With the exception of some wealthy Arab Gulf countries, health-care systems lag far behind those of the Western and Asian countries that are barely able to cope — and they are likely to be even more overwhelmed, said Emile Hokayem of the International Institute for Strategic Studies. Meanwhile, the wealthier countries on which they typically rely for aid during moments of crisis will be consumed with their own coronavirus challenges.

“This is going to supercharge and exacerbate all the existing problems at a time when every other country in the world will be focusing on the crisis at home and their own needs,” he said.

It may already be too late to halt the spread of the novel coronavirus in a region where the biggest countries were slow to wake up to the severity of the risk and to warn citizens of the dangers.

The realization that the Iranian government has been less than transparent about the toll exacted by the virus’s spread has spooked countries with large Shiite populations that travel and interact extensively with Iran, for reasons of politics, religion and trade.

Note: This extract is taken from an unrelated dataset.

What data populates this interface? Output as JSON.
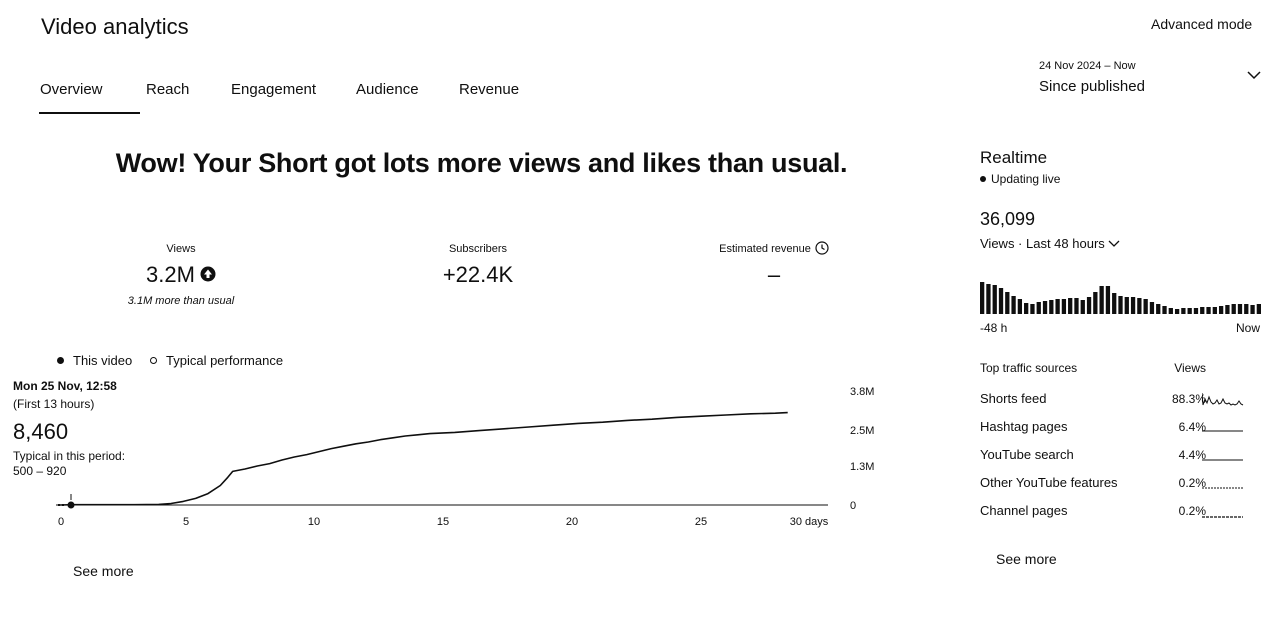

Lebanon and Bahrain, with large Shiite populations, are reporting some of the highest growth rates in infections. The numbers are relatively small, but so are their populations, and on a per capita basis they have rates as high as such fast-growing European countries as Britain and Germany.

Iran’s closest neighbor, Iraq, has reported relatively few cases compared to its size — 110 infections and nine deaths — but there are fears the toll could be higher. After the extent of the problem in Iran began to emerge last month, Iraq swiftly barred entry to Iranians. But until last week, Iraqis continued to travel back-and-forth across the country’s long border with Iran.

Adham Ismail, the World Health Organization’s Iraq representative, said the number of infections could be higher by a few hundred, probably mild cases. There is, however, no reason to believe that a major spread is imminent, he said. Keeping the numbers as low as they are so far has been “a medical miracle,” he said.

But if there were to be a rapid escalation, the disease would quickly overwhelm Iraq’s limited health resources. The country has used up 80 percent of the approximately 6,000 testing kits delivered so far and is waiting for more, Ismail said. Years of war and rampant corruption have hollowed out its once superior health system, and there aren’t enough respirators or ventilation equipment to deal with a much larger outbreak, he said.

Even countries with relatively sophisticated health systems, such as Lebanon, will be swamped if the numbers climb higher, said Souha Kanj, who heads the infectious diseases department at the American University of Beirut. She added she believes they will.

Lebanon has imported cases from Egypt, Iran, China, France and the United Kingdom, but the most recent infections suggest community transmission is taking hold, making it harder to contain the spread of the disease, she said. Kanj said she suspects the real number of cases could be hundreds higher than the official number because of people failing to report their symptoms.

Only Egypt has yet to take any significant steps to combat the spread of the coronavirus, despite mounting evidence that it could be the origin of dozens of infections worldwide, including in America and parts of the Middle East. The U.S. Centers for Disease Control and Prevention said Sunday that 60 infections had been found in 15 states linked to Nile cruises.